Que dire de ce petit recueil, si ce n'est qu'il m'a tellement émue qu'en écrivant cette chronique, j'ai à nouveau la gorge qui se serre ? Oui, j'ai été touchée jusqu'au plus profond de mon âme par ce texte qui a fait résonner en moi de déchirants échos. Je connais trop ce besoin d'écrire des lettres, cette graphomanie dirigée vers l'Absent (même un absent bien vivant), pour ne pas comprendre et ressentir une empathie profonde envers Pierre Bergé, souvent stigmatisé mais qui ici m'a arraché des larmes. Il est dans l'hyperconscience, et c'est presque ce qui est le plus touchant : le dialogue est rompu, irrémédiablement, et il sait que finalement c'est à lui-même qu'il s'adresse en écrivant à Yves. Il lui écrit, une magnifique déclaration d'amour. Car quoi de plus beau, finalement, que de continuer à faire vivre dans son coeur celui qui n'est plus là ? Cet amour se remémore, avec sincérité et lucidité, sans en occulter les difficultés, et notamment la caractère profondément mélancolique de Saint-Laurent (très bien traité dans le livre d'Alicia Drake, qui m'a d'ailleurs servi pour comprendre certaines allusions), incapable de s'ancrer dans le réel (ce qui me rappelle quelqu'un d'ailleurs), et faisant souffrir malgré lui ceux qu'il aimait et qui l'aimaient, au premier rang desquels Pierre Bergé, qui finalement avait tout accepté (mais aimer, n'est-ce pas accepter ce qu'on ne peut pas toujours comprendre ?).

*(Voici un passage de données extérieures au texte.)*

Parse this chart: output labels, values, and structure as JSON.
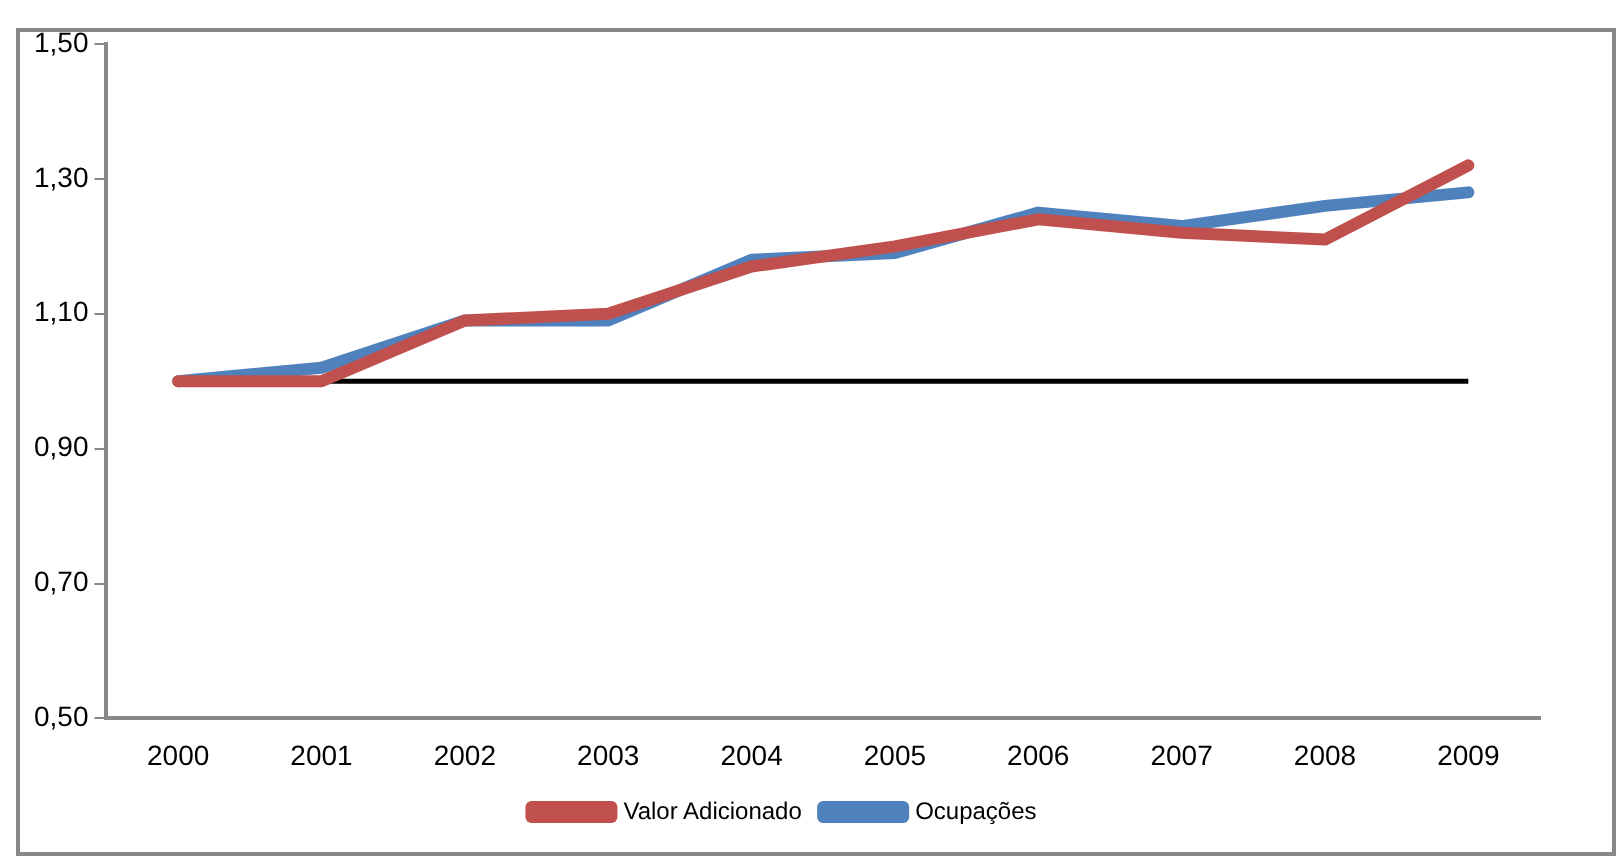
{
  "chart_data": {
    "type": "line",
    "categories": [
      "2000",
      "2001",
      "2002",
      "2003",
      "2004",
      "2005",
      "2006",
      "2007",
      "2008",
      "2009"
    ],
    "series": [
      {
        "name": "Valor Adicionado",
        "color": "#c0504d",
        "values": [
          1.0,
          1.0,
          1.09,
          1.1,
          1.17,
          1.2,
          1.24,
          1.22,
          1.21,
          1.32
        ]
      },
      {
        "name": "Ocupações",
        "color": "#4f81bd",
        "values": [
          1.0,
          1.02,
          1.09,
          1.09,
          1.18,
          1.19,
          1.25,
          1.23,
          1.26,
          1.28
        ]
      }
    ],
    "ylim": [
      0.5,
      1.5
    ],
    "yticks": [
      {
        "value": 0.5,
        "label": "0,50"
      },
      {
        "value": 0.7,
        "label": "0,70"
      },
      {
        "value": 0.9,
        "label": "0,90"
      },
      {
        "value": 1.1,
        "label": "1,10"
      },
      {
        "value": 1.3,
        "label": "1,30"
      },
      {
        "value": 1.5,
        "label": "1,50"
      }
    ],
    "ref_lines": [
      {
        "axis": "y",
        "value": 1.0,
        "color": "#000000"
      }
    ],
    "grid": false,
    "legend": "bottom",
    "marker": "none",
    "line_style": "solid"
  }
}
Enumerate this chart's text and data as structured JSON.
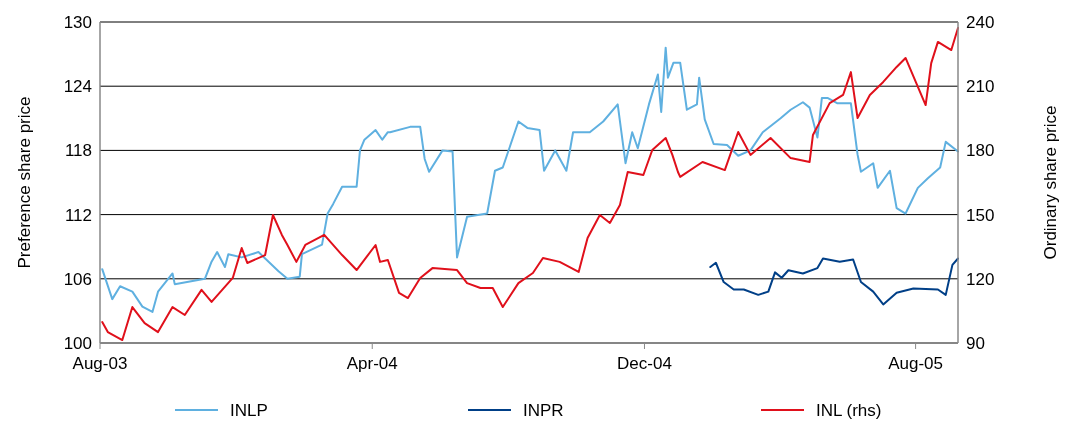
{
  "chart_data": {
    "type": "line",
    "ylabel": "Preference share price",
    "y2label": "Ordinary share price",
    "xlim": [
      "2003-08-01",
      "2005-09-08"
    ],
    "xticks": [
      {
        "value": "2003-08-01",
        "label": "Aug-03"
      },
      {
        "value": "2004-04-01",
        "label": "Apr-04"
      },
      {
        "value": "2004-12-01",
        "label": "Dec-04"
      },
      {
        "value": "2005-08-01",
        "label": "Aug-05"
      }
    ],
    "ylim": [
      100,
      130
    ],
    "yticks": [
      100,
      106,
      112,
      118,
      124,
      130
    ],
    "y2lim": [
      90,
      240
    ],
    "y2ticks": [
      90,
      120,
      150,
      180,
      210,
      240
    ],
    "grid": "y",
    "legend": "bottom",
    "line_style": "solid",
    "marker": "none",
    "series": [
      {
        "name": "INLP",
        "color": "#5fb0e0",
        "x": [
          "2003-08-03",
          "2003-08-12",
          "2003-08-19",
          "2003-08-30",
          "2003-09-08",
          "2003-09-17",
          "2003-09-22",
          "2003-10-05",
          "2003-10-07",
          "2003-11-03",
          "2003-11-09",
          "2003-11-14",
          "2003-11-21",
          "2003-11-24",
          "2003-12-06",
          "2003-12-21",
          "2004-01-08",
          "2004-01-16",
          "2004-01-27",
          "2004-01-29",
          "2004-02-16",
          "2004-02-21",
          "2004-02-26",
          "2004-03-05",
          "2004-03-18",
          "2004-03-21",
          "2004-03-25",
          "2004-04-04",
          "2004-04-10",
          "2004-04-15",
          "2004-04-17",
          "2004-05-05",
          "2004-05-14",
          "2004-05-18",
          "2004-05-22",
          "2004-06-03",
          "2004-06-12",
          "2004-06-16",
          "2004-06-25",
          "2004-07-13",
          "2004-07-20",
          "2004-07-27",
          "2004-08-10",
          "2004-08-18",
          "2004-08-29",
          "2004-09-02",
          "2004-09-12",
          "2004-09-22",
          "2004-09-28",
          "2004-10-13",
          "2004-10-25",
          "2004-11-07",
          "2004-11-14",
          "2004-11-20",
          "2004-11-25",
          "2004-12-05",
          "2004-12-13",
          "2004-12-16",
          "2004-12-20",
          "2004-12-22",
          "2004-12-27",
          "2005-01-02",
          "2005-01-08",
          "2005-01-17",
          "2005-01-19",
          "2005-01-24",
          "2005-02-01",
          "2005-02-13",
          "2005-02-23",
          "2005-03-06",
          "2005-03-17",
          "2005-04-02",
          "2005-04-11",
          "2005-04-22",
          "2005-04-28",
          "2005-05-05",
          "2005-05-09",
          "2005-05-14",
          "2005-05-23",
          "2005-06-04",
          "2005-06-10",
          "2005-06-13",
          "2005-06-24",
          "2005-06-28",
          "2005-07-09",
          "2005-07-15",
          "2005-07-23",
          "2005-08-03",
          "2005-08-12",
          "2005-08-23",
          "2005-08-28",
          "2005-09-08"
        ],
        "values": [
          106.9,
          104.1,
          105.3,
          104.8,
          103.4,
          102.9,
          104.8,
          106.5,
          105.5,
          106,
          107.6,
          108.5,
          107.1,
          108.3,
          108,
          108.5,
          106.7,
          106,
          106.2,
          108.3,
          109.2,
          112.1,
          113,
          114.6,
          114.6,
          118,
          119,
          119.9,
          119,
          119.7,
          119.7,
          120.2,
          120.2,
          117.2,
          116,
          118,
          117.9,
          108,
          111.8,
          112.1,
          116.1,
          116.4,
          120.7,
          120.1,
          119.9,
          116.1,
          118,
          116.1,
          119.7,
          119.7,
          120.7,
          122.3,
          116.8,
          119.7,
          118.2,
          122.3,
          125.1,
          121.6,
          127.6,
          124.8,
          126.2,
          126.2,
          121.8,
          122.3,
          124.8,
          120.9,
          118.6,
          118.5,
          117.5,
          118,
          119.7,
          121,
          121.8,
          122.5,
          122,
          119.2,
          122.9,
          122.9,
          122.4,
          122.4,
          117.6,
          116,
          116.8,
          114.5,
          116.1,
          112.6,
          112.1,
          114.5,
          115.4,
          116.4,
          118.8,
          117.9
        ]
      },
      {
        "name": "INPR",
        "color": "#003f87",
        "x": [
          "2005-01-29",
          "2005-02-03",
          "2005-02-10",
          "2005-02-19",
          "2005-02-28",
          "2005-03-13",
          "2005-03-22",
          "2005-03-28",
          "2005-04-03",
          "2005-04-09",
          "2005-04-22",
          "2005-05-05",
          "2005-05-10",
          "2005-05-25",
          "2005-06-06",
          "2005-06-13",
          "2005-06-24",
          "2005-07-03",
          "2005-07-15",
          "2005-07-30",
          "2005-08-21",
          "2005-08-28",
          "2005-09-03",
          "2005-09-08"
        ],
        "values": [
          107.1,
          107.5,
          105.7,
          105,
          105,
          104.5,
          104.8,
          106.6,
          106.1,
          106.8,
          106.5,
          107,
          107.9,
          107.6,
          107.8,
          105.7,
          104.8,
          103.6,
          104.7,
          105.1,
          105,
          104.5,
          107.3,
          107.9
        ]
      },
      {
        "name": "INL (rhs)",
        "color": "#e0101b",
        "axis": "y2",
        "x": [
          "2003-08-03",
          "2003-08-08",
          "2003-08-21",
          "2003-08-30",
          "2003-09-10",
          "2003-09-22",
          "2003-10-05",
          "2003-10-16",
          "2003-10-31",
          "2003-11-09",
          "2003-11-28",
          "2003-12-06",
          "2003-12-11",
          "2003-12-27",
          "2004-01-03",
          "2004-01-11",
          "2004-01-16",
          "2004-01-24",
          "2004-02-01",
          "2004-02-18",
          "2004-03-05",
          "2004-03-18",
          "2004-04-04",
          "2004-04-08",
          "2004-04-15",
          "2004-04-25",
          "2004-05-03",
          "2004-05-14",
          "2004-05-25",
          "2004-06-16",
          "2004-06-25",
          "2004-07-07",
          "2004-07-18",
          "2004-07-27",
          "2004-08-10",
          "2004-08-23",
          "2004-09-01",
          "2004-09-16",
          "2004-10-03",
          "2004-10-11",
          "2004-10-22",
          "2004-10-31",
          "2004-11-09",
          "2004-11-16",
          "2004-11-30",
          "2004-12-08",
          "2004-12-20",
          "2004-12-26",
          "2004-12-31",
          "2005-01-02",
          "2005-01-22",
          "2005-02-11",
          "2005-02-23",
          "2005-03-06",
          "2005-03-24",
          "2005-04-11",
          "2005-04-28",
          "2005-05-01",
          "2005-05-16",
          "2005-05-28",
          "2005-06-04",
          "2005-06-10",
          "2005-06-21",
          "2005-07-03",
          "2005-07-15",
          "2005-07-23",
          "2005-08-10",
          "2005-08-15",
          "2005-08-21",
          "2005-09-02",
          "2005-09-08"
        ],
        "values": [
          99.8,
          95.1,
          91.4,
          106.8,
          99.3,
          95.1,
          106.8,
          103.1,
          114.8,
          109.2,
          120.4,
          134.4,
          127.4,
          131.1,
          149.8,
          140.5,
          135.8,
          127.9,
          135.8,
          140.5,
          131.1,
          124.1,
          135.8,
          127.9,
          128.8,
          113.4,
          111,
          120.4,
          125,
          124.1,
          118,
          115.7,
          115.7,
          106.8,
          118,
          122.7,
          129.7,
          127.9,
          123.2,
          139.1,
          149.8,
          146.1,
          154.5,
          169.9,
          168.5,
          180.2,
          185.8,
          177.9,
          169.9,
          167.6,
          174.6,
          170.8,
          188.6,
          177.9,
          185.8,
          176.4,
          174.6,
          187.2,
          202.1,
          205.9,
          216.6,
          195.1,
          205.9,
          212,
          219,
          223.2,
          201.2,
          220.8,
          230.7,
          226.9,
          237.2
        ]
      }
    ]
  }
}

L'écriture est en outre très belle, très littéraire, et dans les références, philosophiques et littéraires, on sent l'homme d'une grande culture, ce qui lui permet aussi d'atteindre, malgré le caractère éminemment biographique et intime, une sorte de lyrisme universel. Il se dégage de ce texte une grande mélancolie, celle de la fin d'un monde, symbolisée par la vente de la collection d'art contemporain du couple, et les multiples décès qui viennent meurtrir un peu plus Bergé - qui est d'ailleurs solide, d'autres se seraient laissés submerger.

Ce texte, que j'ai lu d'une seule traite, comme mue par une sorte d'urgence, est de ceux qui restent dans la mémoire, et c'est bien son propos : ériger un mausolée à l'être auquel on a consacré toute une vie. Il n'a pas été sans me rappeler, d'ailleurs,  Lettre à D de André Gortz et surtout  Edwige, l'inséparable d'Edgar Morin.